En un cuarto de siglo, ha eliminado a todos sus enemigos, declarado varias guerras, anexionado territorios y construido una monolítica vertical de poder que muestra ya signos de anacronismo
El presidente ruso, Vladímir Putin, cumplió el 31 de diciembre 25 años de poder absoluto, un cuarto de siglo en el que ha eliminado a todos sus enemigos, declarado varias guerras, anexionado territorios y construido una monolítica vertical de poder que muestra ya signos de anacronismo.
Reelegido en marzo pasado por otro mandato de seis años, ya ha encontrado su lugar en la historia. Putin quiere pasar a los anales como el mandatario que devolvió el orgullo imperial a los rusos, humillados tras la caída de la Unión Soviética en 1991.
Un imperio no puede ser una democracia, pero la paciencia de los rusos, aunque bíblica, tiene un límite. El coste de la victoria en Ucrania será la vara de medir la fina línea que separa el éxito del fracaso para el jefe del Kremlin.

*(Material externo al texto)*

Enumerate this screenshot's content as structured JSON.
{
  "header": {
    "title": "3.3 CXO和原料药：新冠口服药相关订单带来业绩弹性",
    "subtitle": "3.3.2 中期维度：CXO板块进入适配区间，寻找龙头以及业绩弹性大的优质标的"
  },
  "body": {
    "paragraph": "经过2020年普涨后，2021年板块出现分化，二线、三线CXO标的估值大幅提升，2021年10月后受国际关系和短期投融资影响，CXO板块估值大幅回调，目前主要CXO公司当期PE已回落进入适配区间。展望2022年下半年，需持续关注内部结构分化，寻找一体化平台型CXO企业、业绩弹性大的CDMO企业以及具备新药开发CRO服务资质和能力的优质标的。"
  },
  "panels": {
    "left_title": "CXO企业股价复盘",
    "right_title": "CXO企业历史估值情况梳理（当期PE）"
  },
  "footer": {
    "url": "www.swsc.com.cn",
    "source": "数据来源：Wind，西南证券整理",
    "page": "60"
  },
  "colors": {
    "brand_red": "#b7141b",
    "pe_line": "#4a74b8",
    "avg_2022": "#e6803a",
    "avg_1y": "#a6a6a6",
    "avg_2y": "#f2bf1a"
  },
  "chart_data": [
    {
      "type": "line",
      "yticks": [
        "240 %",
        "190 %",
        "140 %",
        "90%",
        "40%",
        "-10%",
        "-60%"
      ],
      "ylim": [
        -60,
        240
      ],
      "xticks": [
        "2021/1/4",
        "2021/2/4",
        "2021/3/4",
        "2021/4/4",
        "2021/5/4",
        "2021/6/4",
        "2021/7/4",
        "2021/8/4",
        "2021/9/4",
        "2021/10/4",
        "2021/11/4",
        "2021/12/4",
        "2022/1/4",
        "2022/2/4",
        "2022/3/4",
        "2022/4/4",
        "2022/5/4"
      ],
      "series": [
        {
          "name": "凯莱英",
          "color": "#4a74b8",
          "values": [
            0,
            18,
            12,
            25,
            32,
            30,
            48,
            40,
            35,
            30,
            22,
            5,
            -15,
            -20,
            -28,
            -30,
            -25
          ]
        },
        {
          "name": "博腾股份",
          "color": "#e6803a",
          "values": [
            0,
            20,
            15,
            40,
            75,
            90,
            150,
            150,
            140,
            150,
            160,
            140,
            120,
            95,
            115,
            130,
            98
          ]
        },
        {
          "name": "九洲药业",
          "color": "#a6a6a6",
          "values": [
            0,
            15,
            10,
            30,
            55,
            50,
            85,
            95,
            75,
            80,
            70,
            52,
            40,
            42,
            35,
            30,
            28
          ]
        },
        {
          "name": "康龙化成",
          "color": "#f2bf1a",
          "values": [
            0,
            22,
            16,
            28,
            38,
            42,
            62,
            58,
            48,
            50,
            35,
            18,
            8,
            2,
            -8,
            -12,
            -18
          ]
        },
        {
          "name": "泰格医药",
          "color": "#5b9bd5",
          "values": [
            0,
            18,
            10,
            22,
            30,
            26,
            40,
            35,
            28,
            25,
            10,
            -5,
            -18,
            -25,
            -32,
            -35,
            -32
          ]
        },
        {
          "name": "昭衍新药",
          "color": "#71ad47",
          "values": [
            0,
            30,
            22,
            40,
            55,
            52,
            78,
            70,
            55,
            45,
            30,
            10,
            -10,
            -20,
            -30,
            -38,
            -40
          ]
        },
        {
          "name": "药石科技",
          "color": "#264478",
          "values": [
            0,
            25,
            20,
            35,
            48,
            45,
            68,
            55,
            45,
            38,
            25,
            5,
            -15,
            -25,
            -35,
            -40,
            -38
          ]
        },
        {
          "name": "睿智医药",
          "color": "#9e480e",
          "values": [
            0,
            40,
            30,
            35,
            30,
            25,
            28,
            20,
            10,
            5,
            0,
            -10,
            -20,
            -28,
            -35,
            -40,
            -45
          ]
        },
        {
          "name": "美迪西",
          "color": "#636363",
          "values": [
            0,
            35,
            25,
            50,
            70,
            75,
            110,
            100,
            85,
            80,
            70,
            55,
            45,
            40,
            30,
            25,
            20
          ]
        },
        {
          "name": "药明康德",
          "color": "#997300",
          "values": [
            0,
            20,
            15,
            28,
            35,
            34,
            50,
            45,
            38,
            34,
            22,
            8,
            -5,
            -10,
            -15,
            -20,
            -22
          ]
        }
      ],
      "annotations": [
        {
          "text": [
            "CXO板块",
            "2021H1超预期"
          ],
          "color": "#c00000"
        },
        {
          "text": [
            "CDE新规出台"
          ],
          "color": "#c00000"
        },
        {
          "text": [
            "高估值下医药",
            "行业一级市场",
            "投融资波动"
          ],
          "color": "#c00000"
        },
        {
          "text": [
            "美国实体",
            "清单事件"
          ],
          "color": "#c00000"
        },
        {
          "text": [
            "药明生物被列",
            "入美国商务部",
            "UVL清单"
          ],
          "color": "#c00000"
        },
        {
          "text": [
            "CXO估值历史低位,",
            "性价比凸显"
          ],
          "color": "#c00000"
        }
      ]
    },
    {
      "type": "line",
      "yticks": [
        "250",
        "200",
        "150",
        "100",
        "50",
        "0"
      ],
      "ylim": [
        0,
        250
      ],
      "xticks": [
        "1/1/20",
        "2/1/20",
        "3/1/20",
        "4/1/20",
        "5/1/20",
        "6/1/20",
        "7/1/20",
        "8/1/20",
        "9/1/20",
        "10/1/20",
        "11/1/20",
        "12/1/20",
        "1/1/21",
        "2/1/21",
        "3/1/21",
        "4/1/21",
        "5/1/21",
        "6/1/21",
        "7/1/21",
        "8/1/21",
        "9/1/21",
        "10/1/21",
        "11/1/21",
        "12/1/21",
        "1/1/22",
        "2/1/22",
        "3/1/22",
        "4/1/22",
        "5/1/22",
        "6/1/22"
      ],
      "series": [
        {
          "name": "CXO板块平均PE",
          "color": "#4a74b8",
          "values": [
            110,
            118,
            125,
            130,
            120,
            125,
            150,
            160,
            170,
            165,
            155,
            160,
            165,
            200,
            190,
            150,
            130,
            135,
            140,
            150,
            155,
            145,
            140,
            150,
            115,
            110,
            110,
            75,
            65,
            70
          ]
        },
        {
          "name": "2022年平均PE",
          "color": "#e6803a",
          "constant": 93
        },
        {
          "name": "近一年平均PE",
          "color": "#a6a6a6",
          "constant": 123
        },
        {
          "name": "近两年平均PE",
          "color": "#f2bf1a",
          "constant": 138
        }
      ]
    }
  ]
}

Absolutismo, religión y nacionalismo
Como si de un zar se tratara, Putin ha ejercido en estos 25 años el absolutismo más despiadado en política; mostrado una fe ciega en la Iglesia Ortodoxa -Rusia es la nueva reserva moral ante el liberalismo estéril- y promovido la ideología nacionalista mesiánica del mundo ruso.
Si en sus primeros años se dejaba aconsejar, a partir de 2012 -justo después de la muerte del libio Muamar el Gadafi– instauró un régimen personalista en el que él tiene siempre la última palabra.
Las decisiones colegiadas, que caracterizaban al Comité Central y al Politburó en tiempos soviéticos, han sido sustituidas por un Consejo de Seguridad en el que no cabe el disenso. El partido del Kremlin y el Parlamento son meros comparsas.
Con la reforma constitucional, que le permite perpetuarse en el poder hasta 2036, cruzó un Rubicón en el que ya no hay marcha atrás. Putin se apoya en la Iglesia para convencer al pueblo de que tiene un mandato cuasi divino, como los zares.